Raquel Almendros Alguacil


Raquel Almendros Alguacil

Biografía

Soy Raquel, tengo 36 años, y soy concejal de Podemos en el Ayuntamiento de Galapagar desde 2015. He militado en los movimientos sociales desde que tengo memoria, el 15M fue muy importante para mí, tanto que decidí dar un paso al frente y dedicar buena parte de mi vida al activismo político para cambiar las cosas.

Compagino la lucha y el trabajo institucional con mi actividad como autónoma.

En cuanto a mi formación, soy Licenciada en Periodismo, tengo un Master en Comunicación Política, también decidí sacarme el título de Coach porque me interesa el crecimiento y el bienestar personal, aunque nunca he ejercido. Creo que las verdaderas revoluciones comienzan por un@ mism@.

La mejor formación para mí ha sido la militancia en la calle, la fundación del círculo y la experiencia dentro del Ayuntamiento de mi municipio. Estos tres pilares me han permitido conocer y experimentar en profundidad tanto los problemas más crudos que sufren -sufrimos- l@s madrileñ@s, y las soluciones que se pueden dar desde las instituciones.

En lo personal: no tengo hijos, me encantan los animales, y disfrutar de los ratos de ocio con mis amigos en la naturaleza. Soy amante de los libros, la música, el cine, y y de los pequeños momentos cotidianos que nos dan la felicidad.


Motivación

Durante este año de pandemia he visto como la Comunidad de Madrid gobernada por Ayuso ha limitado e incluso impedido a los Ayuntamientos ayudar a sus ciudadanos.
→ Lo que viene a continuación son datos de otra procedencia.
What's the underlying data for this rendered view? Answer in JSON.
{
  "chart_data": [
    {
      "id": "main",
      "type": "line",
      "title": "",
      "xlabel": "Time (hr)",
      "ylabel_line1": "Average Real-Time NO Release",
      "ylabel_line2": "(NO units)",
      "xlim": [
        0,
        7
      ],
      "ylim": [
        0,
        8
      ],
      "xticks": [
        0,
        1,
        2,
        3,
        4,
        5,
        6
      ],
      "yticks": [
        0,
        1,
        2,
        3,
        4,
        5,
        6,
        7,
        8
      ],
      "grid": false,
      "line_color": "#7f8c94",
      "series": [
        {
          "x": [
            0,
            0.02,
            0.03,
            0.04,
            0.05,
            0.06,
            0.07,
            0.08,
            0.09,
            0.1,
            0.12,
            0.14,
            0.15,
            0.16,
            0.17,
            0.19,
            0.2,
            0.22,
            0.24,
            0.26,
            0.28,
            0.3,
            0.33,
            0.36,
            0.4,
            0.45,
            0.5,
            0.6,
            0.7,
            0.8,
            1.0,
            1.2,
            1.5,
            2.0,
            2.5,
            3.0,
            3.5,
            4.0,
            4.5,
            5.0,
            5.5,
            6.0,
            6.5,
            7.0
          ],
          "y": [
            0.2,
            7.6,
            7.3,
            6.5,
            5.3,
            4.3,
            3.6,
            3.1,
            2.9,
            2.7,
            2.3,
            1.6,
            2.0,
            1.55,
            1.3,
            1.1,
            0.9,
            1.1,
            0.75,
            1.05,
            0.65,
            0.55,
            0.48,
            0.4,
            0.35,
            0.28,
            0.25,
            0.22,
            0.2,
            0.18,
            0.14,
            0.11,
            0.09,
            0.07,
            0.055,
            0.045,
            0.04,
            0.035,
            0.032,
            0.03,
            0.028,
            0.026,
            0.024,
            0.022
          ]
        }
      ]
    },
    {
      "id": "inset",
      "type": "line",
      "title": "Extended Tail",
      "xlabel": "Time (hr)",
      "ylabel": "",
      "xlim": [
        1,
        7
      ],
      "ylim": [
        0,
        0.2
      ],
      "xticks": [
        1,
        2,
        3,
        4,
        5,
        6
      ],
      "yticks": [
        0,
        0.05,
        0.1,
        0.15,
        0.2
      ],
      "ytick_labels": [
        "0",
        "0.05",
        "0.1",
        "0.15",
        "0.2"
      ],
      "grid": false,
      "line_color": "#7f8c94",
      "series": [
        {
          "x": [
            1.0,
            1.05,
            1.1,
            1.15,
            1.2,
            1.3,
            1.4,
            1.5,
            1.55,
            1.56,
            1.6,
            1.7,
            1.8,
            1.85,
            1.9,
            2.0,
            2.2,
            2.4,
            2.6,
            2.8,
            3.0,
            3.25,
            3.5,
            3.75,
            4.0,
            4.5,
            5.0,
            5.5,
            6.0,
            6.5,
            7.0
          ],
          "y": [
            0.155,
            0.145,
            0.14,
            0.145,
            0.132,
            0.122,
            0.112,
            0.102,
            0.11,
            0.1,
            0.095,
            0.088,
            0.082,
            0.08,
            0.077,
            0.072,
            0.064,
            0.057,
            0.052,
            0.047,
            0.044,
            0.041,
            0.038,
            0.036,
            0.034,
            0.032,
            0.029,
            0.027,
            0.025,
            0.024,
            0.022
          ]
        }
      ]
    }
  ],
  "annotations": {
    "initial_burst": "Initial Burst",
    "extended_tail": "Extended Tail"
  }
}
El auge del fascismo, los recortes sociales encubiertos, las malas inversiones en sanidad, y el abandono de nuestros mayores en la Comunidad de Madrid me han roto el corazón en lo político y en lo personal.

Mientras en los pueblos y barrios poníamos el cuerpo y nos jugábamos la salud para ayudar a la gente, Ayuso rechazaba rastreadores y gobernaba buscando mordidas.
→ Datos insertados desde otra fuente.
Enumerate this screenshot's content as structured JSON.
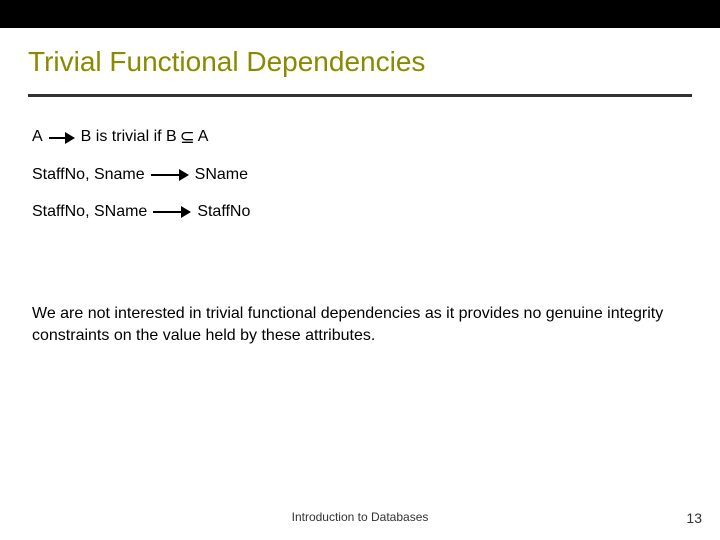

Estamos en una situación de extrema emergencia, pero el movimiento de Pablo puede cambiarlo todo. Quiero aportar mi experiencia, mis capacidades y mi apoyo allí donde más útiles pueden resultar.

Ahora es el momento de darlo todo, para impedir que Madrid se convierta en una comunidad zombie gobernada por psicópatas. ¡Sí se puede y lo vamos a demostrar una vez más!